Farming updates from other agri stocks on the ASX
|Code||Name||Price||Mth % Change||6-Mth % Change||12-Mth % Change||Market Cap|
|FSF||Fonterra Share Fund||3.03||-3.85||25.43||23.87||$322,232,952|
|CGC||Costa Group Holdings||2.89||-14.90||19.21||10.96||$1,315,128,714|
|RGI||Roto-Gro Intl Ltd||0.22||0.00||0.00||0.00||$4,333,920|
|AAP||Australian Agri Ltd||0.02||42.86||25.00||-20.00||$6,101,990|
|A2M||The A2 Milk Company||4.41||-10.55||-33.48||-20.68||$3,144,766,415|
|DBF||Duxton Farms Ltd||1.42||-2.07||-5.33||-21.11||$59,183,388|
|NAM||Namoi Cotton Ltd||0.40||-9.09||0.00||-25.61||$85,116,649|
|LGP||Little Green Pharma||0.17||-15.00||-5.56||-40.35||$50,181,047|
|WOA||Wide Open Agricultur||0.33||0.00||109.68||-40.91||$46,566,576|
|WNR||Wingara Ag Ltd||0.03||-22.50||-47.84||-43.49||$5,441,818|
|AHF||Aust Dairy Limited||0.02||-25.00||-45.45||-72.31||$11,805,602|
|AHF||Aust Dairy Limited||0.02||-25.00||-45.45||-72.31||$11,805,602|
Cobram is Australia’s largest olive oil producer with over 2.4 million olive trees on its Australian groves. It also owns olive farm and milling operations in the US.
Its brands include the Cobram Estate and Red Island.
Cobram said the 2023 season was challenging for horticultural crops in southern Australia.

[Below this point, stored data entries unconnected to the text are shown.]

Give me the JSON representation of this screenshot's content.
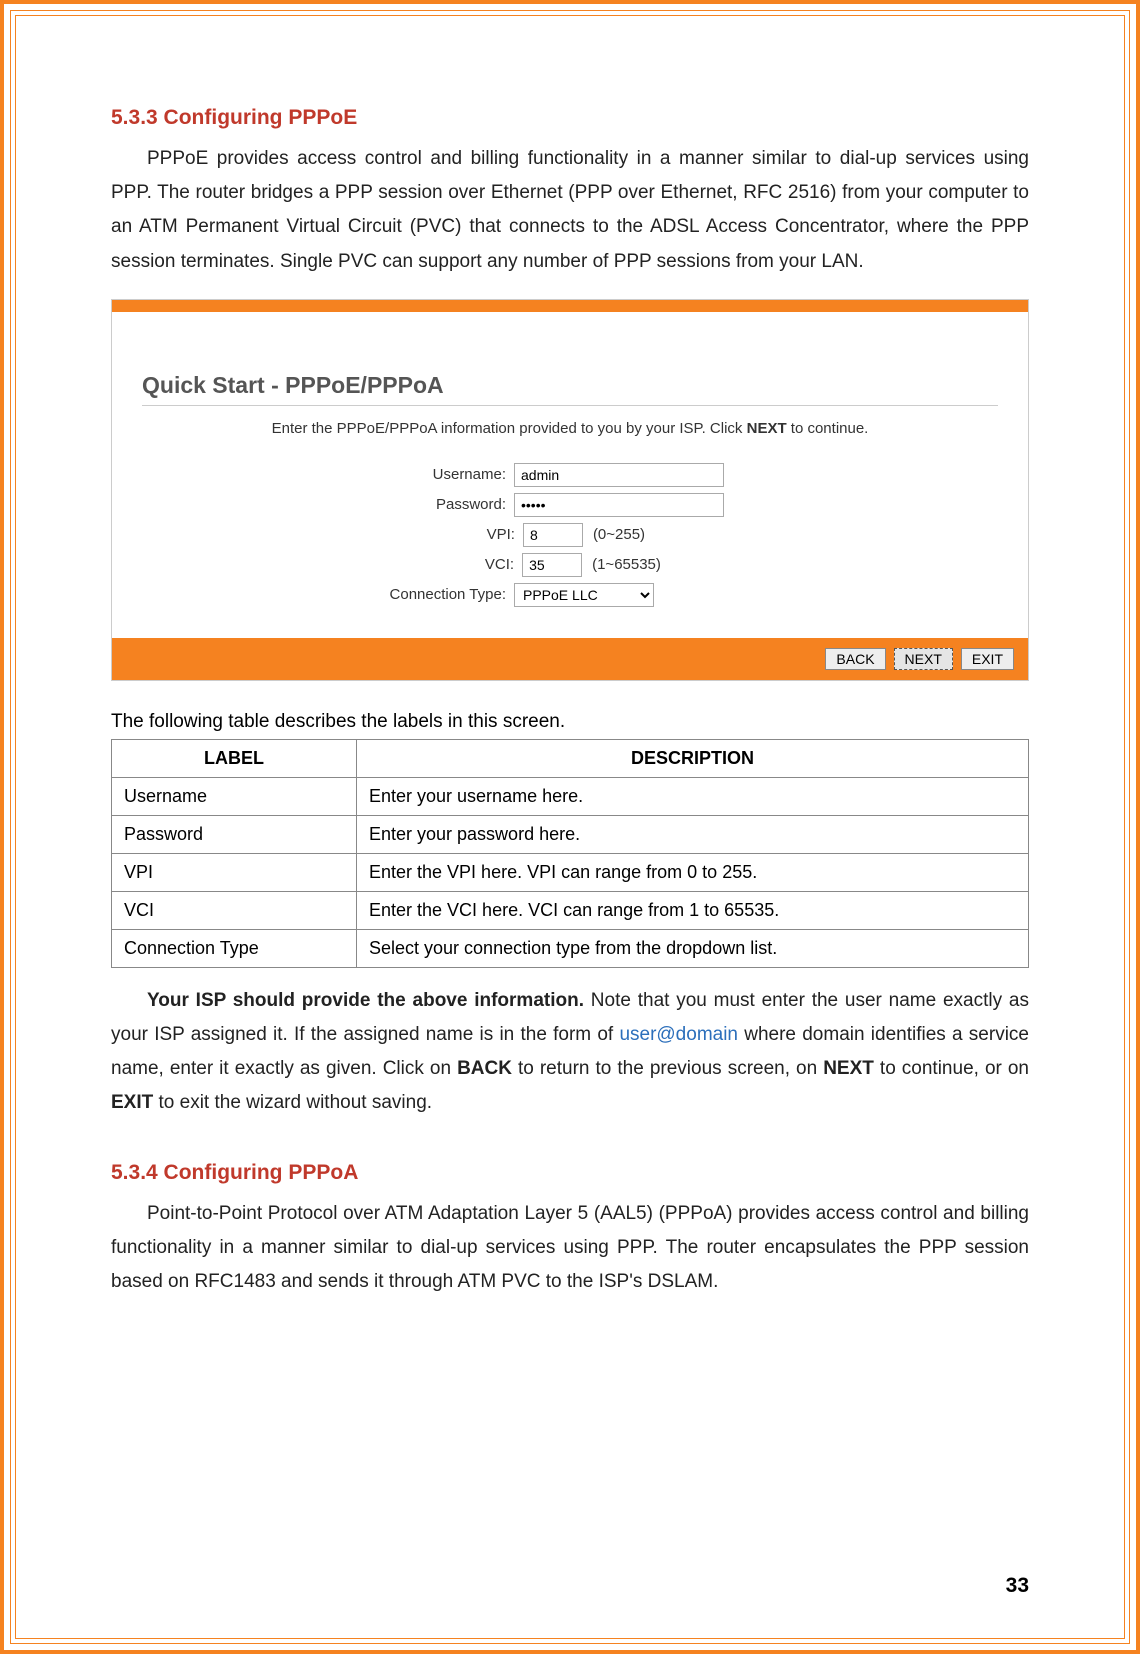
{
  "section1": {
    "heading": "5.3.3 Configuring PPPoE",
    "para": "PPPoE provides access control and billing functionality in a manner similar to dial-up services using PPP. The router bridges a PPP session over Ethernet (PPP over Ethernet, RFC 2516) from your computer to an ATM Permanent Virtual Circuit (PVC) that connects to the ADSL Access Concentrator, where the PPP session terminates. Single PVC can support any number of PPP sessions from your LAN."
  },
  "shot": {
    "title": "Quick Start - PPPoE/PPPoA",
    "instr_pre": "Enter the PPPoE/PPPoA information provided to you by your ISP. Click ",
    "instr_bold": "NEXT",
    "instr_post": " to continue.",
    "labels": {
      "username": "Username:",
      "password": "Password:",
      "vpi": "VPI:",
      "vci": "VCI:",
      "conntype": "Connection Type:"
    },
    "values": {
      "username": "admin",
      "password": "•••••",
      "vpi": "8",
      "vci": "35",
      "conntype": "PPPoE LLC"
    },
    "hints": {
      "vpi": "(0~255)",
      "vci": "(1~65535)"
    },
    "buttons": {
      "back": "BACK",
      "next": "NEXT",
      "exit": "EXIT"
    }
  },
  "table": {
    "intro": "The following table describes the labels in this screen.",
    "head_label": "LABEL",
    "head_desc": "DESCRIPTION",
    "rows": [
      {
        "label": "Username",
        "desc": "Enter your username here."
      },
      {
        "label": "Password",
        "desc": "Enter your password here."
      },
      {
        "label": "VPI",
        "desc": "Enter the VPI here. VPI can range from 0 to 255."
      },
      {
        "label": "VCI",
        "desc": "Enter the VCI here. VCI can range from 1 to 65535."
      },
      {
        "label": "Connection Type",
        "desc": "Select your connection type from the dropdown list."
      }
    ]
  },
  "after_table": {
    "bold1": "Your ISP should provide the above information.",
    "part1": " Note that you must enter the user name exactly as your ISP assigned it. If the assigned name is in the form of ",
    "link": "user@domain",
    "part2": " where domain identifies a service name, enter it exactly as given. Click on ",
    "bold_back": "BACK",
    "part3": " to return to the previous screen, on ",
    "bold_next": "NEXT",
    "part4": " to continue, or on ",
    "bold_exit": "EXIT",
    "part5": " to exit the wizard without saving."
  },
  "section2": {
    "heading": "5.3.4 Configuring PPPoA",
    "para": "Point-to-Point Protocol over ATM Adaptation Layer 5 (AAL5) (PPPoA) provides access control and billing functionality in a manner similar to dial-up services using PPP. The router encapsulates the PPP session based on RFC1483 and sends it through ATM PVC to the ISP's DSLAM."
  },
  "page_number": "33"
}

Higher-than-average spring rainfall and cooler spring/autumn temperatures led to a 10-day delay in flowering and shortened growing season. This resulted in smaller olives, lower oil accumulation, and ultimately lower olive oil yields.
CBO production from its own groves totalled 12.5m litres, down 24.5% on original projections but up 32% compared to FY22.
However heading into 2024 crop year, good growing conditions during summer and above average annual rainfall have resulted in pleasing levels of vegetative growth and productive potential across our groves.
CBO says it will have sufficient oil for its FY24 packaged goods sales.
In the US, crop is expected to be significantly higher in FY24 (harvested in October/November 2023), resulting in increased olive oil availability for the company’s American operations.
Costa is Australia’s leading horticulture company and is the fresh produce supplier to domestic food retailers.
The company said its citrus season was around three weeks behind starting, meaning virtually all the citrus harvest earnings will fall in H2 of this year.
Despite early citrus season fruit being well received in export markets, there has been a disappointing deterioration in outlook for later season fruit quality affected by CY22 weather impacts. La Nina overhang is also contributing to fruit size being below expectations.
Elsewhere, tomato sales volume was positive to forecast, while avocado saw a recovery from prior year.
In the second half, Costa is expecting more stable weather and positive pricing over the early part of the main berry season. Together with an expected solid Arana crop, this points to strong second half berry earnings, says Costa.
Mushroom demand meanwhile has steadily improved, consistent with cooler winter months, with demand over coming period expected to level off.